A - Try to avoid description. Instead of explaining what the Z-line or rule of thirds is, focus instead on how it creates meaning for the audience
B- Make sure to make consistent reference to explicit examples, for example costume, colour, elements of mise-en-scene
C - Try to avoid generic, unhelpful statements 'it's easy to remember' or 'it really makes it stand out', it 'draws the audience's attention' or 'it attracts the audience'. Instead, how about 'the bold lettering forms a serious and challenging mode of address, directly appealing to the target audience'
D - Be emphatic. Avoid words like 'maybe' and 'perhaps', and instead present your opinions as fact
E - Explore genre, and when you do, identify a range of explicit generic conventions
F - Consider writing shorter, snappier paragraphs. The golden rule: one point per paragraph!
G - Make specific reference to the sexual connotations of the poster. The connotation of the word 'kiss' and the proairetic code of the low cut costume suggests both sex and sexuality and is specifically intended to appeal to a heterosexual male audience.
H - Instead of 'people who see the advert', it's always 'audience' (or potential audience or target audience... we'll move on to audience specifically next week!)
I - When writing about font, don't just put 'it's bold'. It's also serif, and highly stylised, with a serious, threatening mode of address. It's also highly iconographic of the horror genre (circa 1963)

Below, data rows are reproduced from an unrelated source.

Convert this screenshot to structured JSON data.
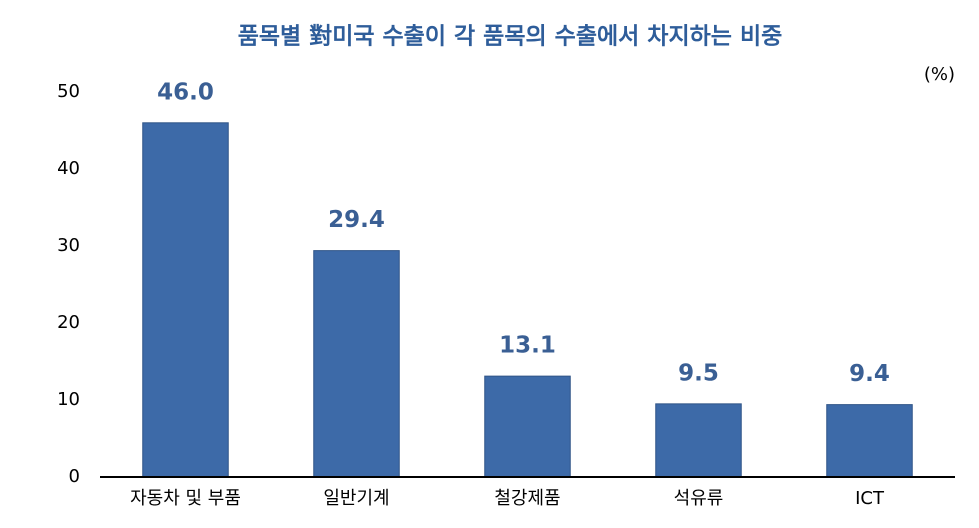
{
  "chart_data": {
    "type": "bar",
    "title": "품목별 對미국 수출이 각 품목의 수출에서 차지하는 비중",
    "unit_label": "(%)",
    "categories": [
      "자동차 및 부품",
      "일반기계",
      "철강제품",
      "석유류",
      "ICT"
    ],
    "values": [
      46.0,
      29.4,
      13.1,
      9.5,
      9.4
    ],
    "value_labels": [
      "46.0",
      "29.4",
      "13.1",
      "9.5",
      "9.4"
    ],
    "color": "#3d6aa8",
    "ylim": [
      0,
      50
    ],
    "yticks": [
      0,
      10,
      20,
      30,
      40,
      50
    ],
    "grid": false
  }
}
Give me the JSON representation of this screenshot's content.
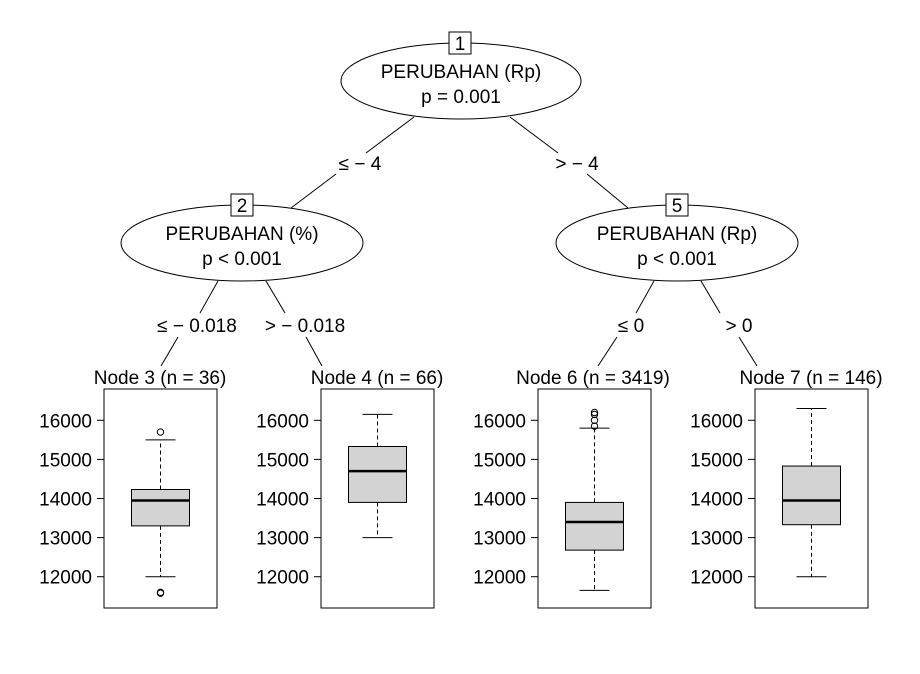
{
  "inner_nodes": [
    {
      "id": "1",
      "variable": "PERUBAHAN (Rp)",
      "pvalue": "p = 0.001"
    },
    {
      "id": "2",
      "variable": "PERUBAHAN (%)",
      "pvalue": "p < 0.001"
    },
    {
      "id": "5",
      "variable": "PERUBAHAN (Rp)",
      "pvalue": "p < 0.001"
    }
  ],
  "edge_labels": {
    "n1_left": "≤ − 4",
    "n1_right": "> − 4",
    "n2_left": "≤ − 0.018",
    "n2_right": "> − 0.018",
    "n5_left": "≤ 0",
    "n5_right": "> 0"
  },
  "chart_data": [
    {
      "type": "boxplot",
      "title": "Node 3 (n = 36)",
      "ylim": [
        11200,
        16800
      ],
      "yticks": [
        12000,
        13000,
        14000,
        15000,
        16000
      ],
      "ytick_labels": [
        "12000",
        "13000",
        "14000",
        "15000",
        "16000"
      ],
      "box": {
        "whisker_low": 12000,
        "q1": 13300,
        "median": 13950,
        "q3": 14230,
        "whisker_high": 15500
      },
      "outliers": [
        15700,
        11600,
        11580
      ]
    },
    {
      "type": "boxplot",
      "title": "Node 4 (n = 66)",
      "ylim": [
        11200,
        16800
      ],
      "yticks": [
        12000,
        13000,
        14000,
        15000,
        16000
      ],
      "ytick_labels": [
        "12000",
        "13000",
        "14000",
        "15000",
        "16000"
      ],
      "box": {
        "whisker_low": 13000,
        "q1": 13900,
        "median": 14700,
        "q3": 15330,
        "whisker_high": 16150
      },
      "outliers": []
    },
    {
      "type": "boxplot",
      "title": "Node 6 (n = 3419)",
      "ylim": [
        11200,
        16800
      ],
      "yticks": [
        12000,
        13000,
        14000,
        15000,
        16000
      ],
      "ytick_labels": [
        "12000",
        "13000",
        "14000",
        "15000",
        "16000"
      ],
      "box": {
        "whisker_low": 11650,
        "q1": 12680,
        "median": 13400,
        "q3": 13900,
        "whisker_high": 15800
      },
      "outliers": [
        15850,
        16000,
        16150,
        16200
      ]
    },
    {
      "type": "boxplot",
      "title": "Node 7 (n = 146)",
      "ylim": [
        11200,
        16800
      ],
      "yticks": [
        12000,
        13000,
        14000,
        15000,
        16000
      ],
      "ytick_labels": [
        "12000",
        "13000",
        "14000",
        "15000",
        "16000"
      ],
      "box": {
        "whisker_low": 12000,
        "q1": 13330,
        "median": 13950,
        "q3": 14830,
        "whisker_high": 16300
      },
      "outliers": []
    }
  ],
  "colors": {
    "box_fill": "#d3d3d3",
    "stroke": "#000000",
    "background": "#ffffff"
  }
}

J - Instead of 'makes it stand out', you may wish to reference binary oppositions instead
K - Make sure to concentrate on issues of representation, particularly how the producer constructs representations for the purposes of ideology
L - Explore how the use of codes and conventions can create multiple meanings
M - Avoid a conversational tone
N - Use an introduction to establish the themes of the essay to the reader
O - Be careful when writing about codes and theoretical issues. Producers don't 'use hermeneutic codes'. Instead, they use conventions and aspects of media language that function as hermeneutic codes. This is tricky to get your head round at first, but you'll get used to it with practice!